The band Jethro Tull has been many things over the years of its existence: first a blues-rock combo, then a prog rock pioneer, a folk revivalist, a synth-rock band, and so forth. But here’s what you know of Tull probably – wild-eyed and wild-haired Ian Anderson standing on one leg, playing that emblematic flute and wearing a codpiece. You probably also know that dirge-like riff that possesses the track “Aqualung.” That might be about it.
In some way, the release of the 4 DVD package Jethro Tull – Around The World Live which appears through the ever-reliable Eagle Rock Music company seeks to correct that interpretation, although that is never offered as a mission statement. With appearances spanning from 1970 to 2005, and comprising several iterations of the group (with only Anderson and, mostly, Martin Barre as the constants) it is impossible to deny that even from first principles this was a highly ambitious effort.
In other words, this is total bait for longtime fans and I’m not about to dissuade you one bit. As a fan myself, albeit one with strong opinions about what exactly Jethro Tull actually is, I was thrilled to find this was not four discs of Anderson trotting out the Aqualung album over and over, across continents and decades. In fact, there is a lot of weight put on latter albums including the criminally ignored Roots To Branches. That’s not to say the Aqualung material doesn’t get a workout. As one of the band’s most recognizable and best-selling albums, you were bound to get some “Cross-Eyed Mary,” “Locomotive Breath,” and healthy doses of the title cut interspersed throughout, but the viewer of these six hours of material never feels the new stuff is being shunted aside because “the fans only want the hits,” nor is there a sense that the older stuff is being derided.
Housed in a book-sized hardcover package with 32 pages of written material, the set makes a nice companion to last year’s remaster of Thick As A Brick. What the set does not do, however, is easily become a recruitment item for new fans, and that really isn’t the point anymore. There are some groups that will still continue to garner new devotees and I would not say Tull won’t hook curiosity seekers and fans of music that stretches common genre bounds. I will say that the idea of large audiences of the young suddenly rediscovering Tull is unlikely, especially as synth-driven electronic music is currently changing the structure of music, not just the sound.

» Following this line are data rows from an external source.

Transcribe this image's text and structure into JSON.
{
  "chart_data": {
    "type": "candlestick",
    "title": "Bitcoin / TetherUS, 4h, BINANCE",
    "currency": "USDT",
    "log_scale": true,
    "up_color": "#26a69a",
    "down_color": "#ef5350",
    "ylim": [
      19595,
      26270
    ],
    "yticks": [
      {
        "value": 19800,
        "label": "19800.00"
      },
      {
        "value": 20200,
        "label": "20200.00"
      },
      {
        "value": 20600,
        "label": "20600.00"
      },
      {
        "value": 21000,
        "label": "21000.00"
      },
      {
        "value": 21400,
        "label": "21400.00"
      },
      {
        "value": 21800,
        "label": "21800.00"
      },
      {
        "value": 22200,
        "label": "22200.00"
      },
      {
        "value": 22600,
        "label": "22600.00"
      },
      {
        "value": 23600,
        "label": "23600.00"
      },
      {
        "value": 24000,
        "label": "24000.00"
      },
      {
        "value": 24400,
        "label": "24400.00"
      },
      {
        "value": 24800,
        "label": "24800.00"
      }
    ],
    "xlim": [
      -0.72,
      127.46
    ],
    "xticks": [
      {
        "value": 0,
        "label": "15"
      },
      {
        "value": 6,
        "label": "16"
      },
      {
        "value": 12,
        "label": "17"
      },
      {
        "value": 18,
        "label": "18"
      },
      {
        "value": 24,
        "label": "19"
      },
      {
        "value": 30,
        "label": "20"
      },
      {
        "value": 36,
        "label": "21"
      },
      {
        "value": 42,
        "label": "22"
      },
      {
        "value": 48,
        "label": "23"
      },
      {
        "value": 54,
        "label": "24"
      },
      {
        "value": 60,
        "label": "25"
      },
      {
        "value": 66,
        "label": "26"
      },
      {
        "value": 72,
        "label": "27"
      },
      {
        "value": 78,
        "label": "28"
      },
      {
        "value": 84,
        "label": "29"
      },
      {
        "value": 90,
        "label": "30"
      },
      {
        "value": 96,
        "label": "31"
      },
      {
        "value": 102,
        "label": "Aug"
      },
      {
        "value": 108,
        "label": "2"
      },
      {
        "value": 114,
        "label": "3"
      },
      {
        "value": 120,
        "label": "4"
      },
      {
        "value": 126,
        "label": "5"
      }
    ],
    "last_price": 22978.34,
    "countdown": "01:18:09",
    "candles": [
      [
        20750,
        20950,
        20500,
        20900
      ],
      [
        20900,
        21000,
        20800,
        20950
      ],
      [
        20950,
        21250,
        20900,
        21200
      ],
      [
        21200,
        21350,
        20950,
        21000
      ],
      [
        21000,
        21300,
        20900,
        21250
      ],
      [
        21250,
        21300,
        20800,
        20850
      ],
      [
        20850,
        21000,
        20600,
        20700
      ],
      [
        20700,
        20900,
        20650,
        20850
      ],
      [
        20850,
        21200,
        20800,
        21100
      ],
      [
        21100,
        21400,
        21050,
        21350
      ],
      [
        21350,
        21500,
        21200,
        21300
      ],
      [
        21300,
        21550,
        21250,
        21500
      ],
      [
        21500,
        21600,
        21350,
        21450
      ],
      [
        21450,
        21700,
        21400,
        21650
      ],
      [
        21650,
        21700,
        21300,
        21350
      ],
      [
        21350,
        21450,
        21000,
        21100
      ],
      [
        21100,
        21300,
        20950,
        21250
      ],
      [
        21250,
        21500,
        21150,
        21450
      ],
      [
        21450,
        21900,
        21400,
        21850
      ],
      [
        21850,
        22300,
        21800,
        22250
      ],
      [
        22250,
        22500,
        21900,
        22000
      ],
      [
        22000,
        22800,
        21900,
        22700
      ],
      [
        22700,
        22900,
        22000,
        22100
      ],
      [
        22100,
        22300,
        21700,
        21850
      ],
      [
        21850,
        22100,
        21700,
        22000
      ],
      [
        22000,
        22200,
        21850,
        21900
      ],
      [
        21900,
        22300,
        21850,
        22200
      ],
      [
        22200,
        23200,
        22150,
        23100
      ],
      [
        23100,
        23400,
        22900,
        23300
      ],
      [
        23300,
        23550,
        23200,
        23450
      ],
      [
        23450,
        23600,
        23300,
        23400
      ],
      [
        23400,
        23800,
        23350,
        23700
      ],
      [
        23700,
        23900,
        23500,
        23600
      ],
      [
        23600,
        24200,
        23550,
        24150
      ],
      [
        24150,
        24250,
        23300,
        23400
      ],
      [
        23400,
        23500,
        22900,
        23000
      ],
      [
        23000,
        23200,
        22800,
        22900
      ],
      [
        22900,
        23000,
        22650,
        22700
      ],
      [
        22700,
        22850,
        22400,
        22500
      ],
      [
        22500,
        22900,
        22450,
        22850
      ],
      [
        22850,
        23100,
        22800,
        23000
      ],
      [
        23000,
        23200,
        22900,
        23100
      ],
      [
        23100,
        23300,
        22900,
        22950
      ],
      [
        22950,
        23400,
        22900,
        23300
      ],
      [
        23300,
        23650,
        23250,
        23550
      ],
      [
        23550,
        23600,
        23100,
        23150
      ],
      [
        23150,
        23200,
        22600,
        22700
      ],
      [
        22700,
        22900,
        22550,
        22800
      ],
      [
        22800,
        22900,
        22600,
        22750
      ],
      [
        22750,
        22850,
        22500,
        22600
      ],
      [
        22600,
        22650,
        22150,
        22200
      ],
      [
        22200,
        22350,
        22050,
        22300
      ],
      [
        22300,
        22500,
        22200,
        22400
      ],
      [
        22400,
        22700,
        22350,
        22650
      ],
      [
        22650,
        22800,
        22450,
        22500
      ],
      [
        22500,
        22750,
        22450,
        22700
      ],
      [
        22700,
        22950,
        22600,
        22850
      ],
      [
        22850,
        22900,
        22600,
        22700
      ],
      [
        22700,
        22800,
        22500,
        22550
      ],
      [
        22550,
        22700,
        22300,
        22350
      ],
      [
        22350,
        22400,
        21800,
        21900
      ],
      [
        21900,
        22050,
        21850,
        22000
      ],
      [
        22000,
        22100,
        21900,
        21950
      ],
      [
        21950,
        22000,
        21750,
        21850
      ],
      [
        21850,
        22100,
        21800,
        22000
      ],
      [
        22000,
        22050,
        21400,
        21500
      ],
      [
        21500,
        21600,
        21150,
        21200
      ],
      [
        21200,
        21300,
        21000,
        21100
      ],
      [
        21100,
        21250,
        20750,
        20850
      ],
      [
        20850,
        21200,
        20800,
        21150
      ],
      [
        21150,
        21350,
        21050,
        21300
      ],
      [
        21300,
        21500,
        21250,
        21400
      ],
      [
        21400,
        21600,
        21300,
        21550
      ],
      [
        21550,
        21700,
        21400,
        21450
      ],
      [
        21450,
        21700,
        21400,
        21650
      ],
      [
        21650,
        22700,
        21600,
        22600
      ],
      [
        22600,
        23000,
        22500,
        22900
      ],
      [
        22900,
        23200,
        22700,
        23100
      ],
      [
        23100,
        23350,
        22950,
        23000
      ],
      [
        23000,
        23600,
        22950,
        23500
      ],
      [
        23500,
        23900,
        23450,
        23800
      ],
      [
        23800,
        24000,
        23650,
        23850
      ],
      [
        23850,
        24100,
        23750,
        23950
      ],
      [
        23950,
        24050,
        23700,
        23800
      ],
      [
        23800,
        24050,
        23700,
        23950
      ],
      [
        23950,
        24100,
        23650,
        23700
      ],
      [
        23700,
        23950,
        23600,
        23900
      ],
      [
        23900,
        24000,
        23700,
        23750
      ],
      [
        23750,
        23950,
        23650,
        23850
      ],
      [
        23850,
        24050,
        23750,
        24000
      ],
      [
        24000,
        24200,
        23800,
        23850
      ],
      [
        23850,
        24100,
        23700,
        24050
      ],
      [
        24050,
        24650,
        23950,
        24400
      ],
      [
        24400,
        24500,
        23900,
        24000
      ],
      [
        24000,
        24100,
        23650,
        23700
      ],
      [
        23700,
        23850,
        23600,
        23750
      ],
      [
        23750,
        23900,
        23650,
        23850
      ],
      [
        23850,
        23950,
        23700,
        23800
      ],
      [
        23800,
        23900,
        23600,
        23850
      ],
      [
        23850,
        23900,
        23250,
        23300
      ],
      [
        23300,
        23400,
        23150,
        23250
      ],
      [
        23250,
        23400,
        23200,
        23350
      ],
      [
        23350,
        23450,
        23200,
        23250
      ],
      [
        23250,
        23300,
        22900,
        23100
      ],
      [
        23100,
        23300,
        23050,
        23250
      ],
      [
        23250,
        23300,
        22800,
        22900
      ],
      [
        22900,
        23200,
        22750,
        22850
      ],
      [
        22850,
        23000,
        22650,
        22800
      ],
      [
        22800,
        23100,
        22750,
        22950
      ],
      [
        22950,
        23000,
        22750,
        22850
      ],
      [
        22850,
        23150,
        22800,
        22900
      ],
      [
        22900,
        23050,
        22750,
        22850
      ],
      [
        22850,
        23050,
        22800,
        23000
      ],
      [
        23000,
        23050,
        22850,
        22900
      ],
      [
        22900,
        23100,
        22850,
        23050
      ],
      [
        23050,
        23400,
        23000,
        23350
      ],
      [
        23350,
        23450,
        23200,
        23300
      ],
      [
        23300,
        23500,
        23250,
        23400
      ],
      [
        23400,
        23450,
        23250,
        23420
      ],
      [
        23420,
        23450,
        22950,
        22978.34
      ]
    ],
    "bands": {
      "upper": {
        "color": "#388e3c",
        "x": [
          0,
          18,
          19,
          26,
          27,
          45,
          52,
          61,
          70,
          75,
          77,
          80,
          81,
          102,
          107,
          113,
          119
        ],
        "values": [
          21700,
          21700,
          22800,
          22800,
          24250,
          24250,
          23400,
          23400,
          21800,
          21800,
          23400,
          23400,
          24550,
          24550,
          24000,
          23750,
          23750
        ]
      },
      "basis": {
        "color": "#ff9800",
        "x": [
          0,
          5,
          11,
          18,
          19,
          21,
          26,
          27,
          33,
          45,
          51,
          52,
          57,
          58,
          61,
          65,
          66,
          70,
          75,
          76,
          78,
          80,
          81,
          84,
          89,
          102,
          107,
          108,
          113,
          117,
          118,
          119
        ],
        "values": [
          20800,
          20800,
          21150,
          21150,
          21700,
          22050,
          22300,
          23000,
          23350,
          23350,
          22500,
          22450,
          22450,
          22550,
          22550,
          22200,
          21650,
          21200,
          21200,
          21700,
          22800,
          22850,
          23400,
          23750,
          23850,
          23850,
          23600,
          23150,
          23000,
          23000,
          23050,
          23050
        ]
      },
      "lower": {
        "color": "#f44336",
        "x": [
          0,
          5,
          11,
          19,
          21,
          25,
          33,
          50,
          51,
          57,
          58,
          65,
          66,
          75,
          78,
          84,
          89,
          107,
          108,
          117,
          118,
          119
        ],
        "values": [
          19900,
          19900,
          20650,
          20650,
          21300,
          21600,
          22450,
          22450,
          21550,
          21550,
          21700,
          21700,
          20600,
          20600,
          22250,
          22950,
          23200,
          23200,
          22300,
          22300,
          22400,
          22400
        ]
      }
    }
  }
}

Instead, Around The World Live is best enjoyed by people like me who break out the Original Masters best-of compilation on a frequent basis. This set acts in the same way, and for us the changes in audio/visual quality are not disruptive. A lot of the material on the set was shot on film, recorded with microphones placed not for the benefit of capturing music but of documenting a moment overall, and therefore might be a put-off for newer viewers. But again, a lot of this material was never expected to be a commoditized asset and so having some of this archival stuff is in itself kind of a miracle. This is for the fans who experienced alongside the group their own stylistic refinement and time-accrued maturity. Rather than just having stayed the long-haired bashers that pumped out duplicates of the Benefit album for four decades, Tull grew and you can see that transition through this collection. Growth is bound to happen, just as a function of time. That’s not a bad thing, and neither is Jethro Tull – Around The World Live.